Democratizing ML at Freshworks
Submitted by Arvind Aravamudhan (@arvindaravamudhan) on Monday, 15 April 2019
Session type: Short talk of 20 mins
The data journey usually begins with raw data, advances to data analytics and then matures to data science. The key for reaching data science maturity is to organize and store data for large scale crunching. ML/AI being one of the key growth drivers for Freshworks, in the presentation I will walk through how we solved the data organization and access problem for ML/AI use cases by building our own data lake.

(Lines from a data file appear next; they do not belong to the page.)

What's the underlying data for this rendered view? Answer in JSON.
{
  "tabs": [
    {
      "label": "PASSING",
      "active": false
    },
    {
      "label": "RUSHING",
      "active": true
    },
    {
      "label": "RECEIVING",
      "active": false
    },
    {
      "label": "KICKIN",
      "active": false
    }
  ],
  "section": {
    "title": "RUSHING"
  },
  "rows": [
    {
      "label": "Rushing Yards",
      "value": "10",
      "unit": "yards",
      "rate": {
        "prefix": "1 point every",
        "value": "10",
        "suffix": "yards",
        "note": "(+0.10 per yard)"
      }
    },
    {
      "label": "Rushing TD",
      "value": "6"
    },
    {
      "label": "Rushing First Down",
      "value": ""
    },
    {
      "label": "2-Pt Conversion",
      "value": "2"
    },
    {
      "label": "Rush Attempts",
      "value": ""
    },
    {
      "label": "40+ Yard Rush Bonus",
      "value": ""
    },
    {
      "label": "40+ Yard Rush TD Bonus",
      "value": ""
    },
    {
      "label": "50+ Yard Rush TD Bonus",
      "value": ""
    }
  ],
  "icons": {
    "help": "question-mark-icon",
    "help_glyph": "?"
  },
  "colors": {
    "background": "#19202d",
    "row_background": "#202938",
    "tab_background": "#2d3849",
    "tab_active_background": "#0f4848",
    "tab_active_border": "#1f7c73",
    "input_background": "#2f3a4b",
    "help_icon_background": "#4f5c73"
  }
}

1.Purpose - Support multiproduct, time, cost, Security & Complaince
2.Driving Value from Data and adoption at Freshworks
3.Patterns of Data Flow
4.Ingestion, Self Service Portal and ML pipelines - version 1 & 2 of pipelines
5.Security - Kerberos, OAuth and Sentry
a) CDC - Faster Data b) Spot Instances - Cheaper (Cost)

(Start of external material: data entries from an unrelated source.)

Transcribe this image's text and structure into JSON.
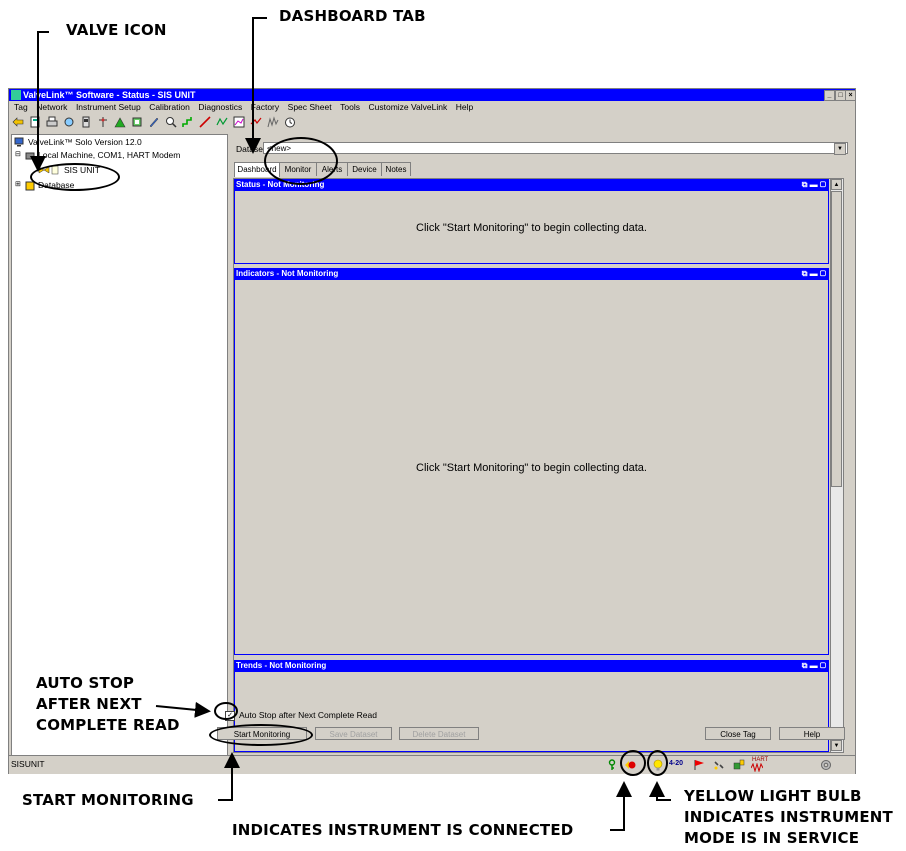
{
  "callouts": {
    "valve_icon": "VALVE ICON",
    "dashboard_tab": "DASHBOARD TAB",
    "auto_stop_1": "AUTO STOP",
    "auto_stop_2": "AFTER NEXT",
    "auto_stop_3": "COMPLETE READ",
    "start_monitoring": "START MONITORING",
    "connected": "INDICATES INSTRUMENT IS CONNECTED",
    "bulb_1": "YELLOW LIGHT BULB",
    "bulb_2": "INDICATES INSTRUMENT",
    "bulb_3": "MODE IS IN SERVICE"
  },
  "window": {
    "title": "ValveLink™ Software - Status - SIS UNIT",
    "min": "_",
    "max": "□",
    "close": "×"
  },
  "menu": [
    "Tag",
    "Network",
    "Instrument Setup",
    "Calibration",
    "Diagnostics",
    "Factory",
    "Spec Sheet",
    "Tools",
    "Customize ValveLink",
    "Help"
  ],
  "tree": {
    "root": "ValveLink™ Solo Version 12.0",
    "machine": "Local Machine, COM1, HART Modem",
    "unit": "SIS UNIT",
    "database": "Database"
  },
  "dataset": {
    "label": "Dataset:",
    "value": "<new>"
  },
  "tabs": [
    "Dashboard",
    "Monitor",
    "Alerts",
    "Device",
    "Notes"
  ],
  "sections": {
    "status": {
      "title": "Status - Not Monitoring",
      "message": "Click \"Start Monitoring\" to begin collecting data."
    },
    "indicators": {
      "title": "Indicators - Not Monitoring",
      "message": "Click \"Start Monitoring\" to begin collecting data."
    },
    "trends": {
      "title": "Trends - Not Monitoring"
    }
  },
  "controls": {
    "auto_stop_label": "Auto Stop after Next Complete Read",
    "auto_stop_checked": "✓",
    "start_monitoring": "Start Monitoring",
    "save_dataset": "Save Dataset",
    "delete_dataset": "Delete Dataset",
    "close_tag": "Close Tag",
    "help": "Help"
  },
  "status": {
    "tag": "SISUNIT",
    "loop": "4-20",
    "hart": "HART"
  },
  "colors": {
    "titlebar": "#0000ff",
    "section_header": "#0000ff",
    "window_bg": "#d4d0c8"
  }
}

Arvind heads the Data Engineering team at Freshworks, which, among other things, helps democratize ML and works closely with Analysts to help generate insights. The team is responsible building and managing the Data Lake and its pipelines. He has been working on moving some of the company’s core datasets from being processed in a once-a-day daily batch ETL to being processed in near real time. Previously, Arvind was an Architect at Banca Sella where he helped build and architect Fin-Tech solutions and was focused on identifying the Technology, Tools and Methodologies which aee most appropriate to the Banking Domain and highly transactional distributed systems.
He has also published blogs where he explains how he went about building one at Freshworks.